Multiple input Adder

[Adrian Spilca]

Is there a way to describe a N-input Adder?
I mean just behaviour, no use of lib components?

I couldn't think of any other way of describing the operation but
sum = sum + op(i)

In other words, here is what I have in mind but this obviously doesn't work
(don't be bothered by the sintax)

signal op is array (0 to N) of signed (..)

NinAdd: process (reset, op)
begin
if (reset = '0') then
sum <= (others => '0');
else
for i in 0 to N loop
sum <= sum + op(i);
end loop;
end if;
end process NinAdd;

I tried "for .. generate" which is more appropriate being a concurrent
statement but then I don't know how to initialise the sum (reset signal).

Regards,
Adrian

 

[Adrian Spilca]

What I'm afraid of here is that describing the process with variables
instead of signals will make the compiler generate an accumulator instead
of a parallel N-input Adder.

[...]

for i in N downto 0 loop
temp_sum := temp_sum + op(i);
end loop;

[...]

You should
generally understand that this isn't really a loop, it's a
"description" of what you want your piece of hardware to do, and your
compiler/synthesis tool is smart enough to understand it and unfold the
loop to an N-input adder.

Are you sure about that?

I hope you are right, but at the moment I can only simulate my design, so I
can't be sure of the generated Adder. How can I describe the Accumulator
then? (rhetorical question)

Regards
Adrian

 

[Adrian Spilca]

skatoulas@hotmail.com wrote:

If by an accumulator you mean an add and store device,

yes, this is what I meant

that would have
to be a clocked piece of hardware with only a single input, a register
and an adder, something like this:

[...]
begin
wait until clk'event and clk='1';
temp_sum := temp_sum + ip;

great
so, the clock is the big difference

[...]

HDL Synthesis Report

Macro Statistics
# Adders/Subtractors : 9
10-bit adder : 9

i.e. a chain of 9 10-bit adders (for a 10 input 10-bit case). This is a
bit inefficient though in the sense that you have the full
combinatorial delay of 10 adders in a row. Breaking it in pairs is
better but costs more adders. Hope this helps.

It surely does, thanks.
Altough I'm only half happy because of this cascade, but I suppose this is
the limitation of behavioural description. Further optimisation could be
done by defining proper carry select macro, isn't it.

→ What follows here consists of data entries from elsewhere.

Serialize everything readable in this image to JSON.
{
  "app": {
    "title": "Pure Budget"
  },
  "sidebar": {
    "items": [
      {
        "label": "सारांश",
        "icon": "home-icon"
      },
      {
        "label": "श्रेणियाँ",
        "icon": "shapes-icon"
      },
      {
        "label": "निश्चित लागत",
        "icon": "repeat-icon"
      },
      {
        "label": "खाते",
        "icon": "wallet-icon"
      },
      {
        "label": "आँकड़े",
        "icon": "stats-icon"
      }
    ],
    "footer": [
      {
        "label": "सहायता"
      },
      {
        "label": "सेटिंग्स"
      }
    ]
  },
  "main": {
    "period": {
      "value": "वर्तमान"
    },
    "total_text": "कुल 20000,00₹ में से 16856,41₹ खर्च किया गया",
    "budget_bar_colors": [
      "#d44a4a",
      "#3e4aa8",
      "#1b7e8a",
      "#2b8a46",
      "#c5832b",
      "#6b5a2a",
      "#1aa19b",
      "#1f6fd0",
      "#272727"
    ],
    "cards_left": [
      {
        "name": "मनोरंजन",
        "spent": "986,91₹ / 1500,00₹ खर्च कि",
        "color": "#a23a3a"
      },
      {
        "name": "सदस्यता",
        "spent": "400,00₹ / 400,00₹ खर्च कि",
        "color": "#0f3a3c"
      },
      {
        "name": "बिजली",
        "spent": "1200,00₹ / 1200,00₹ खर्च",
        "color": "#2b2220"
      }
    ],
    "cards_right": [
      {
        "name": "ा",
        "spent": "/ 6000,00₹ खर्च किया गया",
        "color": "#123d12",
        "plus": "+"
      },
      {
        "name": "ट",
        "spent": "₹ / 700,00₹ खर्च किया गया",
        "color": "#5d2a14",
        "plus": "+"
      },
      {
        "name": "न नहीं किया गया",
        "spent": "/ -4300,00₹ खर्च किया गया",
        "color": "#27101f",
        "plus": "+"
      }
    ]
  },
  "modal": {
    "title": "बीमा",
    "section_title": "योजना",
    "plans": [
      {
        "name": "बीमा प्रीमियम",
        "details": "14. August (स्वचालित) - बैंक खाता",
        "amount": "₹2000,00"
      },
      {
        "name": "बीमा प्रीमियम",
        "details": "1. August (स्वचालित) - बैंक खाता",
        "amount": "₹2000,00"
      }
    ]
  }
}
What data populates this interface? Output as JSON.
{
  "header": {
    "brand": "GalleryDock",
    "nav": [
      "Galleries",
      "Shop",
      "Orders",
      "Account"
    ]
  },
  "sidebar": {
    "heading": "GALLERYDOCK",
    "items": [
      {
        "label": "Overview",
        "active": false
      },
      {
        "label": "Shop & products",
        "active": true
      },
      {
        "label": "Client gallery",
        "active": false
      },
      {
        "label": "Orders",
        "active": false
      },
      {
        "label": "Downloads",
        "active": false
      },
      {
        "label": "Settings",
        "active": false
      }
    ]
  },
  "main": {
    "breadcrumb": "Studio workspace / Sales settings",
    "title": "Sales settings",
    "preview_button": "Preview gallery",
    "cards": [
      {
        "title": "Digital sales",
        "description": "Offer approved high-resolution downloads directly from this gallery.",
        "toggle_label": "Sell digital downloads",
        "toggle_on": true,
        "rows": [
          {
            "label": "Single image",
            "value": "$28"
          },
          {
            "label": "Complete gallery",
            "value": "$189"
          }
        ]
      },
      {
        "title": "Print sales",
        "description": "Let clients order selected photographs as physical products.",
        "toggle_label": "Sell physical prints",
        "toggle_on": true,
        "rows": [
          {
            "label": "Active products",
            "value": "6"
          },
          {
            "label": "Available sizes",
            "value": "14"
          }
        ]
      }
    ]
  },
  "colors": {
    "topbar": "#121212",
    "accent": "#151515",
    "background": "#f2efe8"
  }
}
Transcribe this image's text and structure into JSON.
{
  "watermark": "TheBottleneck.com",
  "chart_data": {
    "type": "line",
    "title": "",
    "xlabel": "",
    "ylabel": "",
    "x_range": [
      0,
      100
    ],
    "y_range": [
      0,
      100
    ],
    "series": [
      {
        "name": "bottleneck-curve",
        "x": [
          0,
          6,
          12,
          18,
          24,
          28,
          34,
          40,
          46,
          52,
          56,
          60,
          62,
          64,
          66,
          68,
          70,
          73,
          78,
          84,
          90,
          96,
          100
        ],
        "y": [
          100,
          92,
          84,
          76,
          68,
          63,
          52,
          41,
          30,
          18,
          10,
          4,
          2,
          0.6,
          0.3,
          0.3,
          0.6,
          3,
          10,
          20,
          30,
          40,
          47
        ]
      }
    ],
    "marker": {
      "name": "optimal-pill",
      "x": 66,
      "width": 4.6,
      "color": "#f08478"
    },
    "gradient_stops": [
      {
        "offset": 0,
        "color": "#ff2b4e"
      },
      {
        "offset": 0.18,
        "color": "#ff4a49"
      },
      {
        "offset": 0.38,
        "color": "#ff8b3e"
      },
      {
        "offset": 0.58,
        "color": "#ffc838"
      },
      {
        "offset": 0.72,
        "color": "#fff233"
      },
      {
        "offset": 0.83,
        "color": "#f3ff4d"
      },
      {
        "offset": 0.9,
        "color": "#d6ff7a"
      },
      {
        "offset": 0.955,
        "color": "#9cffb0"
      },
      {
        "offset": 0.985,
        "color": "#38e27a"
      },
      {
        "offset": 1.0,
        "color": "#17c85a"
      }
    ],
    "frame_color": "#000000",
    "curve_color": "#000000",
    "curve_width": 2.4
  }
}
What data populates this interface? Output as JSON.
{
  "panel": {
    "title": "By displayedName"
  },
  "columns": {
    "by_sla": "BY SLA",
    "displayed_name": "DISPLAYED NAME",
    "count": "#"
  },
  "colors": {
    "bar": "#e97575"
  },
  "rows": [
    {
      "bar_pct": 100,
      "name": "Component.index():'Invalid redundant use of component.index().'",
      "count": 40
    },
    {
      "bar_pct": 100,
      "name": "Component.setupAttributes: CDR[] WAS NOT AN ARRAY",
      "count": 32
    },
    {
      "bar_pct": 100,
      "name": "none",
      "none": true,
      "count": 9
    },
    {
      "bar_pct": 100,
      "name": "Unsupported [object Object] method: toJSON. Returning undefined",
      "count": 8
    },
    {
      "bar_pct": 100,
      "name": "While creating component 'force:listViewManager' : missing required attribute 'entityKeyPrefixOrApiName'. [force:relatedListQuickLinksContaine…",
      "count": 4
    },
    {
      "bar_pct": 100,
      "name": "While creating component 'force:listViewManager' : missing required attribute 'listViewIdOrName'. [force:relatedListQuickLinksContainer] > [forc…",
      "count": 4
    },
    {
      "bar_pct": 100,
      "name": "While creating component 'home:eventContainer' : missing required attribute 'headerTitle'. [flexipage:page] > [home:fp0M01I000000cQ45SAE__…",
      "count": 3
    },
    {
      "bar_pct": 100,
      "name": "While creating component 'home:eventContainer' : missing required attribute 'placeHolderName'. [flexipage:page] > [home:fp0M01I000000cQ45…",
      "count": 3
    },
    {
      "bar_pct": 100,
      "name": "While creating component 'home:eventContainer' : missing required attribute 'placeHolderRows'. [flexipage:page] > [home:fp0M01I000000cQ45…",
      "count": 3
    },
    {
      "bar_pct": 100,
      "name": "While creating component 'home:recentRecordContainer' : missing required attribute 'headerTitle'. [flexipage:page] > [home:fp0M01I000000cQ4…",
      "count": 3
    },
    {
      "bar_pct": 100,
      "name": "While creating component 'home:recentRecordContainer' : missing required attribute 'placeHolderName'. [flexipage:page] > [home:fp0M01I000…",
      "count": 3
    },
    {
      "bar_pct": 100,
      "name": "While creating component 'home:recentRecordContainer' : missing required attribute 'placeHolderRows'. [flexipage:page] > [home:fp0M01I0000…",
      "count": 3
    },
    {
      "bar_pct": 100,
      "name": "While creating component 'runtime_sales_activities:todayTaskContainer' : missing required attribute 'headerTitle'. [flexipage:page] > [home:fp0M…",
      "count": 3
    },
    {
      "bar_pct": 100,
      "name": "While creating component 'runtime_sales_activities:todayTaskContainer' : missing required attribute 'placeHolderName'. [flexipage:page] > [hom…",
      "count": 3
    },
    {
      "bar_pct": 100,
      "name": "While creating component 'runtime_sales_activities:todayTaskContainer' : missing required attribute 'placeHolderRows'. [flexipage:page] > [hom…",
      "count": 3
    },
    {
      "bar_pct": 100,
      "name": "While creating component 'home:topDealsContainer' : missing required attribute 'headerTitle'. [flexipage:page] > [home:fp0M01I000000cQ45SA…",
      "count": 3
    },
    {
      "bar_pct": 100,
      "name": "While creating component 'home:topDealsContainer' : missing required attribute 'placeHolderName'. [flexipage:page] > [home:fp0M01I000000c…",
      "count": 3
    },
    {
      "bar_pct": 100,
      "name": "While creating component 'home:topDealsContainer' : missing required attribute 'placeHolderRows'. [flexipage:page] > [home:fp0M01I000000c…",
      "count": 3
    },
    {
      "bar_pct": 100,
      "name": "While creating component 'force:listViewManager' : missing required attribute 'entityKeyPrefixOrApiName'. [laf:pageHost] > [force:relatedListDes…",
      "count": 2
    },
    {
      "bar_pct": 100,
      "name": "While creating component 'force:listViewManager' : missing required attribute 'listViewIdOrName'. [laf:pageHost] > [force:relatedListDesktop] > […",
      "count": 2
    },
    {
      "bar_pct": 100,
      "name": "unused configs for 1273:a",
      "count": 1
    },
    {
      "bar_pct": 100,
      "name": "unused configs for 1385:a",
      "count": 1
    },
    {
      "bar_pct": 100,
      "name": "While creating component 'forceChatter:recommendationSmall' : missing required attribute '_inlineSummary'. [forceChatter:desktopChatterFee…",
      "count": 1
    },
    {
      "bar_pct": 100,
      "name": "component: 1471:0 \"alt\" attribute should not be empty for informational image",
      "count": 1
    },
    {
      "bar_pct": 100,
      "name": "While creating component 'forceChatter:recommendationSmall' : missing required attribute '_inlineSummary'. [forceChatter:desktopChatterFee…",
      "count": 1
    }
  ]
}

Still, can we call this an N-input Adder? I guess we can, looking at it as a
block... It was not the original meaning though.

Anyway, it's all much clearer now. I'll try using variables instead of
signals and I guess this is all can do with behavioural.

Many thanks,
Adrian

 

preferably do it like this:

--your inputs
signal op is array (0 to N) of signed (...)
--your output
signal sumOfNnumbers : signed(...)

--your N input adder
NinAdd : process(op)
variable temp_sum : signed(...);
begin
temp_sum := 0;

for i in N downto 0 loop
temp_sum := temp_sum + op(i);
end loop;

--assign the temporary result to the output signal
sumOfNnumbers <= temp_sum;
end process NinAdd;

you don't really need the reset signal here, the whole result of the
addition gets re-computed when any of the inputs changes. You should
generally understand that this isn't really a loop, it's a
"description" of what you want your piece of hardware to do, and your
compiler/synthesis tool is smart enough to understand it and unfold the
loop to an N-input adder. I am probably wrong but I think to use the
generate statement you'd have to build something like a pyramid of
adders and add things in pairs. Hope this helps

 

If by an accumulator you mean an add and store device, that would have
to be a clocked piece of hardware with only a single input, a register
and an adder, something like this:

--your input
signal ip : signed(...);
--your output
signal sum : signed(...);

--the accumulator
Accum : process
variable temp_sum : signed(...);
begin
wait until clk'event and clk='1';
temp_sum := temp_sum + ip;

sum <= temp_sum;
end if;

This would then add the input to the previous sum on every new clock
cycle. If you wanted to take the new input from a different element of
the input array you could also increment a counter on every clock and
use its output to access the elements of the input array. Now given
that you define a combinatorial process, it has to be an N-input adder
as there is no other way. Just to check, I synthesized the following
N-input adder for you:

library IEEE;
use IEEE.STD_LOGIC_1164.ALL;
use IEEE.NUMERIC_STD.ALL;

entity ninadd is
Generic ( num_of_inputs : integer := 10;
size_of_each_input : integer := 10);

Port ( ip : in std_logic_vector(num_of_inputs * size_of_each_input
- 1 downto 0);
sum : out std_logic_vector(size_of_each_input - 1 downto
0));
end ninadd;

architecture Behavioral of ninadd is

begin


--your N input adder
NinAdd : process(ip)
variable temp_sum : unsigned(size_of_each_input - 1 downto 0);
begin
temp_sum := (others=>'0');
for i in num_of_inputs-1 downto 0 loop
temp_sum := unsigned(temp_sum) + unsigned(ip(i*size_of_each_input
+ size_of_each_input - 1downto
i*size_of_each_input));
end loop;


--assign the temporary result to the output signal
sum <= std_logic_vector(temp_sum);
end process NinAdd;

end Behavioral;

and what came out was

HDL Synthesis Report

Macro Statistics
# Adders/Subtractors : 9
10-bit adder : 9

i.e. a chain of 9 10-bit adders (for a 10 input 10-bit case). This is a
bit inefficient though in the sense that you have the full
combinatorial delay of 10 adders in a row. Breaking it in pairs is
better but costs more adders. Hope this helps.